Qualité de la langue : pas de panique
La qualité du français écrit et parlé au Québec baisse-t-elle vraiment? Tous les trois ou quatre ans, ce débat revient dans l’actualité et suscite toujours les mêmes commentaires inquiets et alarmistes. Il y a un demi-siècle, le Frère Untel affirmait que les jeunes Québécois ne savaient plus écrire. Aujourd’hui, ces jeunes devenus vieux réservent le même jugement à leur progéniture. Un peu bizarre, n’est-ce pas?
Qu’en est-il, au juste, de la qualité de la langue au Québec? Faut-il vraiment s’en inquiéter? S’il faut en croire un reportage paru début novembre dans La Presse, la situation est catastrophique. Les jeunes font plus de fautes que jamais et la dégradation se poursuit. Des journalistes et des gérants d’estrade le disent : ça va mal.
Pourtant, quand on prend la peine d’écouter ce qu’en disent les spécialistes et de réfléchir un peu plus profondément, on constate que ce discours de la dégradation ne tient pas la route.
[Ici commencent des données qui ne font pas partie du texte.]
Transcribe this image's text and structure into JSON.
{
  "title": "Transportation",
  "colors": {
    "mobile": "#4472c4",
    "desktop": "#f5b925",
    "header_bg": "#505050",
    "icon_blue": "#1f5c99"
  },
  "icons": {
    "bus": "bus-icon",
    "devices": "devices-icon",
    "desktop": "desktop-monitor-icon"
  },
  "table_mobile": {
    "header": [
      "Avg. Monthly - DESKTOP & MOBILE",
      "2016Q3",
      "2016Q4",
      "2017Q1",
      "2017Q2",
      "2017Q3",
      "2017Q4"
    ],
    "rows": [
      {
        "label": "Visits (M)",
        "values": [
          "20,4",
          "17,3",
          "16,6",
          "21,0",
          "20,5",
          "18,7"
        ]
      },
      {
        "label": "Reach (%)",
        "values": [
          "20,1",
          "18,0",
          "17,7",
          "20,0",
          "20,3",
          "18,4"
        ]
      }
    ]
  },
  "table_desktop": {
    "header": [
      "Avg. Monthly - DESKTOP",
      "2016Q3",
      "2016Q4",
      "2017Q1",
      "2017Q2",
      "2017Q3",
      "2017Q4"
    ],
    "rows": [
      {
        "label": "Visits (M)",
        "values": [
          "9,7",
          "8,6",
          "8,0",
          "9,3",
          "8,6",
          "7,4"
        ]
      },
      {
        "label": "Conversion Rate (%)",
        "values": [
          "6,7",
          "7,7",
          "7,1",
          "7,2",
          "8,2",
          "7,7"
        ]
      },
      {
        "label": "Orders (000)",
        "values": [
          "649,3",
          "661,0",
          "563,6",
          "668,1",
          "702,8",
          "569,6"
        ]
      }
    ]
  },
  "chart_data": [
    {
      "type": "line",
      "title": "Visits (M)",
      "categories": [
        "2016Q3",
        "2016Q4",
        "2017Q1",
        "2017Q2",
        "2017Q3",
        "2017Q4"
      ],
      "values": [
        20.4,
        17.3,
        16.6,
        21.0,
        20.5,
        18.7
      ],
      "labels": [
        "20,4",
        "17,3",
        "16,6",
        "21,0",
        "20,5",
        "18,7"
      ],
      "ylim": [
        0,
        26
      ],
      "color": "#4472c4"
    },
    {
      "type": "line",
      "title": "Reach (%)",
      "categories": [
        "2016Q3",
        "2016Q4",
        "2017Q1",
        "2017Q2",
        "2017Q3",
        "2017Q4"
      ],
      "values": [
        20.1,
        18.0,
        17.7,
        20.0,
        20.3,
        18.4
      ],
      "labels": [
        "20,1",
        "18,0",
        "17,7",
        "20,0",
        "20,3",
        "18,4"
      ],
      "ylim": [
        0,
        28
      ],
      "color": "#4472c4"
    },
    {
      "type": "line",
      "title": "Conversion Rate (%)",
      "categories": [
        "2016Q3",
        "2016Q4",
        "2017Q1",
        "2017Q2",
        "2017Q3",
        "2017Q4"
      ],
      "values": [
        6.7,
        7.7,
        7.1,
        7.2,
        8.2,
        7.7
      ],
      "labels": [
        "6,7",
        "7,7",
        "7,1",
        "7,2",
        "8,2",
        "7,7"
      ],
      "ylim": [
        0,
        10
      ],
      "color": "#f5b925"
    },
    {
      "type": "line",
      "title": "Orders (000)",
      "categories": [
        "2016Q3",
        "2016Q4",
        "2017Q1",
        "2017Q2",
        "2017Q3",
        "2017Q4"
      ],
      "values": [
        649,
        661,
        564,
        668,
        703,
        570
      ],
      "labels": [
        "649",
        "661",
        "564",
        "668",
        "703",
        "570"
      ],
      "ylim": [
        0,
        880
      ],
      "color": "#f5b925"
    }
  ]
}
Auteurs du récent ouvrage intitulé La Grande aventure de la langue française, les journalistes Jean-Benoît Nadeau et Julie Barlow ont consacré quatre ans de leur vie à faire l’histoire de notre langue. Leur conclusion est claire : la qualité de la langue ne s’est pas dégradée. Il existe peu de données objectives permettant d’évaluer avec précision cette évolution, mais celles dont on dispose contredisent le discours des inquiets. “ Les rares cas où des comparaisons documentées sont possibles tendent à prouver que l’on n’écrit pas vraiment plus mal qu’autrefois ”, écrivent Nadeau et Barlow dans La Presse du 8 novembre 2007. Ils ajoutent que “ les linguistes québécois qui ont étudié de près cette question en se fondant sur des documents plutôt que leurs souvenirs arrivent habituellement aux mêmes conclusions ”.
C’est le cas, notamment, d’Hélène Cajolet-Laganière et de Pierre Martel. Dans un ouvrage intitulé La Qualité de la langue au Québec et paru en 1995, ils affirment qu’il ne faut conclure “ ni à la catastrophe ni à la satisfaction complète ”. Selon eux, la qualité de la langue s’est améliorée dans l’administration publique, dans les médias et la publicité et dans les entreprises. Pour l’école, leur jugement est plus prudent. L’amélioration, dans ce domaine, serait plus lente.
Il y a, évidemment, une explication à cela. Avant la démocratisation de l’enseignement, très peu d’enfants québécois fréquentaient longuement le système scolaire. Les finissants du cours classique écrivaient peut-être à peu près sans faire de fautes, mais les autres, la majorité, abandonnaient l’école et, souvent, n’écrivaient plus. On a, depuis, beaucoup entendu parler de grands-mères qui écrivaient sans faire de fautes avec une 5e année, mais on ne les a pas souvent lues.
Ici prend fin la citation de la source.